4. Mr S has had lower back, groin and back of thigh and calf pain for fourth months.

He has a pincer deformity in the hip causing the stabs in the groin, and a degenerative facet causing the sciatica. Both are responding well to chiropractic and he's well pleased; sixty five percent better after three treatments.

5. Mr T is a wise man; he's taken a warning TIA seriously and has lost 15 pounds, and has at least as much again to lose. A change to a low starch diet and half hour daily walk has made the difference; but the walking is making his foot and back miserable. The expensive orthotic is hopeless; luckily his hips and back are fine, but he needs a simple heel lift.

6. I too have had serious lower back issues, luckily fixed by my own chiropractor; so I too have to do my exercises, take care when lifting supers full of honey, gardening and using the chainsaw. Regaining the function of your spine is just as important as the pain.

7. My own granddaughter, only 7 is hypermobile giving her pelvic, knee and ankle issues. Xrays show a mildly dysplastic hip. Years ago we would have called it growing pains. She too regularly needs chiropractic care and luckily responds well. Increased range of motion is more difficult than too stiff in my opinion. Our care is for kids too.

8. This 65 year old lady is a serious gardener; every day she is bending, lifting and digging for 2 to 3 hours a day. It regularly catches her in the sacroiliac joint, so she has a treatment once a month that sorts it out. She does her lower back exercises faithfully.

9. This 88 year old lady is an inspiration; every day she is busy in the community. With a nasty scoliosis she manages very well with a chiropractic adjustment every six weeks and exercises faithfully done.  

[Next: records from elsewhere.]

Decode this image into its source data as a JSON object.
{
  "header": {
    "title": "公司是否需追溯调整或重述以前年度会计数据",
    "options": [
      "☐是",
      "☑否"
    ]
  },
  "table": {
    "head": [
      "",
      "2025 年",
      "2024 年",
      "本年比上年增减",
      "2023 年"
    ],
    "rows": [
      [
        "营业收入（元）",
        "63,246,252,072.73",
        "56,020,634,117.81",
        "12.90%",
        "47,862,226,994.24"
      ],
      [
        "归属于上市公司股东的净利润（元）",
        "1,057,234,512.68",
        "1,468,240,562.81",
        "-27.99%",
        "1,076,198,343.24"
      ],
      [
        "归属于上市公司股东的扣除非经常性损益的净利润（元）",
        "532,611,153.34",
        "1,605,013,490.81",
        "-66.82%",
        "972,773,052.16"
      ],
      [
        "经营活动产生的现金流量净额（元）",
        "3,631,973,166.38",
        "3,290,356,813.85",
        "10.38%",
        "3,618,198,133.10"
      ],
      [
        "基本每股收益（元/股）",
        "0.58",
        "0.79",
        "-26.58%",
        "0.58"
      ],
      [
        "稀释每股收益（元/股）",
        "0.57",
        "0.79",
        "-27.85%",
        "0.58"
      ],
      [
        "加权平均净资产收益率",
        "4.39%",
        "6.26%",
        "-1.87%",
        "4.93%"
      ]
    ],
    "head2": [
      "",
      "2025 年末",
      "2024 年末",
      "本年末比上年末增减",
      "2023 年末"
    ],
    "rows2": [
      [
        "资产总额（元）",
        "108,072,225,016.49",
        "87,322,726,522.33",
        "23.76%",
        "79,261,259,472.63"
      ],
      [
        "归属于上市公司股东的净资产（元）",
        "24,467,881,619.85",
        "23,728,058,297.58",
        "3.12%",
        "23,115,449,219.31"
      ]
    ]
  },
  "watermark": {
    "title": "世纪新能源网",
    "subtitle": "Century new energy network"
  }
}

10. Mr X is a 71 year old retired man who wants to continue with maintenance care every six to eight weeks; he had suffered from two years of lower back pain when he first came a year ago. He has no discomfort now after 8 chiropractic treatments, but is aware that danger lurks.

11. Mrs C has been having severe headaches, and taking a lot of analgesics. It's a non complicated upper cervical facet syndrome, and she's doing well.

12. Mr D is a 38 old year man with chronic shoulder pain after a rotator cuff tear playing cricket. It responded well to treatment, but he knows he must do his exercises every day; for two years he couldn't sleep on that shoulder.

13. Mr D, a 71 year old man, has a severe ache in the shoulder and midback since working above his head. Trapped nerve tests are negative but he has advanced degenerative joints of Luschka; after just two treatments he is 50 percent better. Can we reach 90?

And so the day goes; chiropractors shouldn't be treating the elderly most medical sites state but that's so much bunkum.